Un informe revela un esquema de lavado de dinero que involucra a empresas fantasmas y operaciones comerciales, financieras, compra de bienes de lujo, inversiones inmobiliarias, transferencias informales de valor y criptomonedas. El fenómeno se extiende más allá de la relación entre Estados Unidos y México, con actividades similares documentadas en Brasil, Canadá, Chile, Paraguay y el Caribe.
En Brasil, se desarticuló una red de distribución de productos electrónicos, presuntamente vinculada al Primer Comando Capital, que habría lavado más de 190 millones de dólares en siete meses. En Canadá, se analizaron transacciones de banca clandestina con patrones similares y transferencias desde China y Hong Kong, que luego se distribuían mediante operaciones inmobiliarias y compras de lujo.

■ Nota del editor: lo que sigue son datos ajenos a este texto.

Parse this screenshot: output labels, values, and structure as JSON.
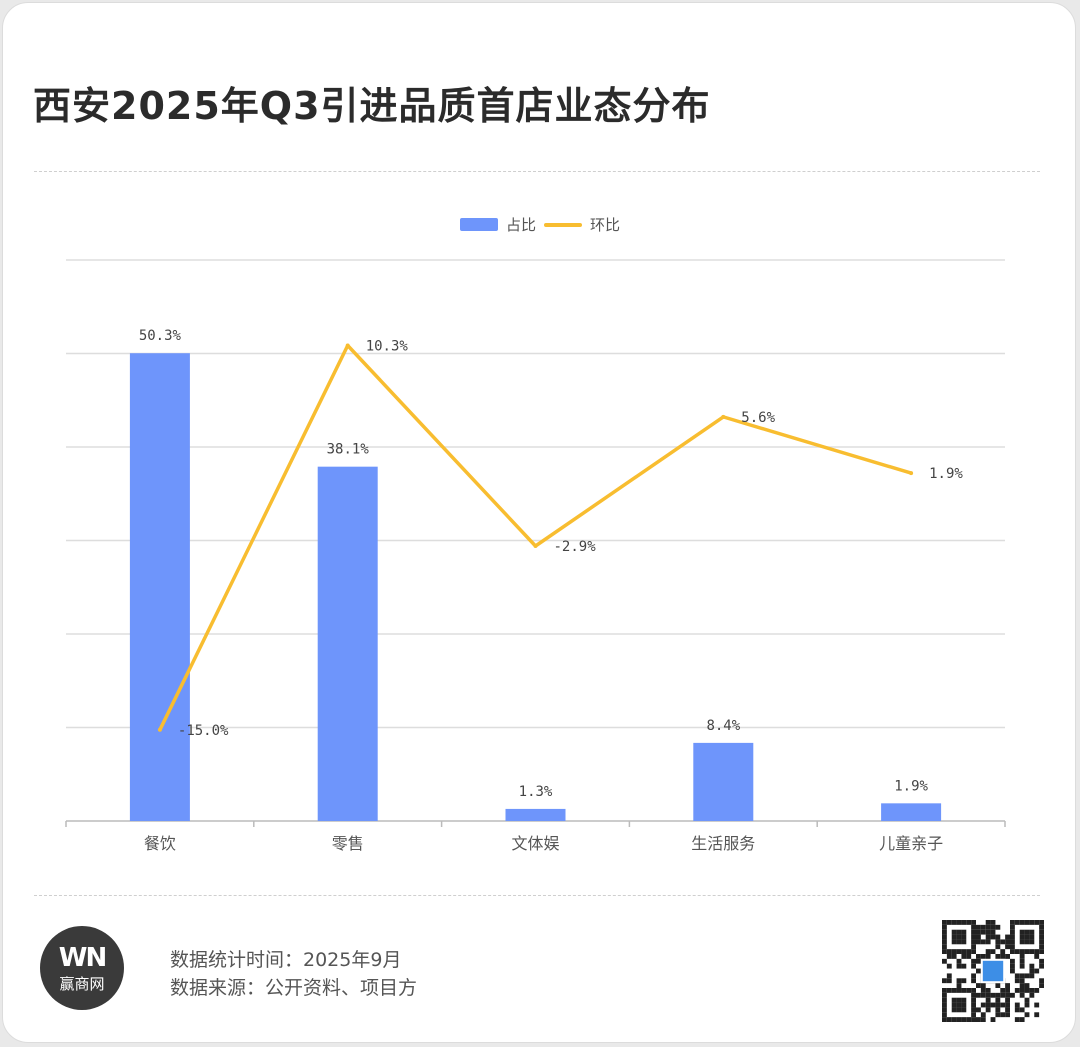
{
  "title": "西安2025年Q3引进品质首店业态分布",
  "legend": {
    "bar_label": "占比",
    "line_label": "环比"
  },
  "colors": {
    "bar": "#6e95fb",
    "line": "#f8bd30",
    "grid": "#dddddd",
    "axis": "#bbbbbb",
    "label": "#444444"
  },
  "chart_data": {
    "type": "bar",
    "categories": [
      "餐饮",
      "零售",
      "文体娱",
      "生活服务",
      "儿童亲子"
    ],
    "series": [
      {
        "name": "占比",
        "type": "bar",
        "values": [
          50.3,
          38.1,
          1.3,
          8.4,
          1.9
        ],
        "labels": [
          "50.3%",
          "38.1%",
          "1.3%",
          "8.4%",
          "1.9%"
        ]
      },
      {
        "name": "环比",
        "type": "line",
        "values": [
          -15.0,
          10.3,
          -2.9,
          5.6,
          1.9
        ],
        "labels": [
          "-15.0%",
          "10.3%",
          "-2.9%",
          "5.6%",
          "1.9%"
        ]
      }
    ],
    "grid": true,
    "legend_position": "top-center"
  },
  "footer": {
    "stat_time": "数据统计时间：2025年9月",
    "source": "数据来源：公开资料、项目方",
    "logo_mark": "WN",
    "logo_name": "赢商网"
  }
}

Lazarus aclaró que no hay evidencia pública de control directo del Partido Comunista Chino sobre estas operaciones, pero Beijing tiene la capacidad de actuar. Como ejemplo, se recordó una investigación en China sobre una red de lavado vinculada al cartel de Sinaloa, demostrando la voluntad política para intervenir.
Se recomendó a Washington que priorice este tema junto al comercio bilateral, aranceles, minerales críticos e inteligencia artificial, exigiendo resultados concretos en la persecución de banqueros clandestinos y operadores cambiarios ilegales. Se advirtió sobre la convergencia entre el crimen organizado latinoamericano y las redes financieras clandestinas chinas.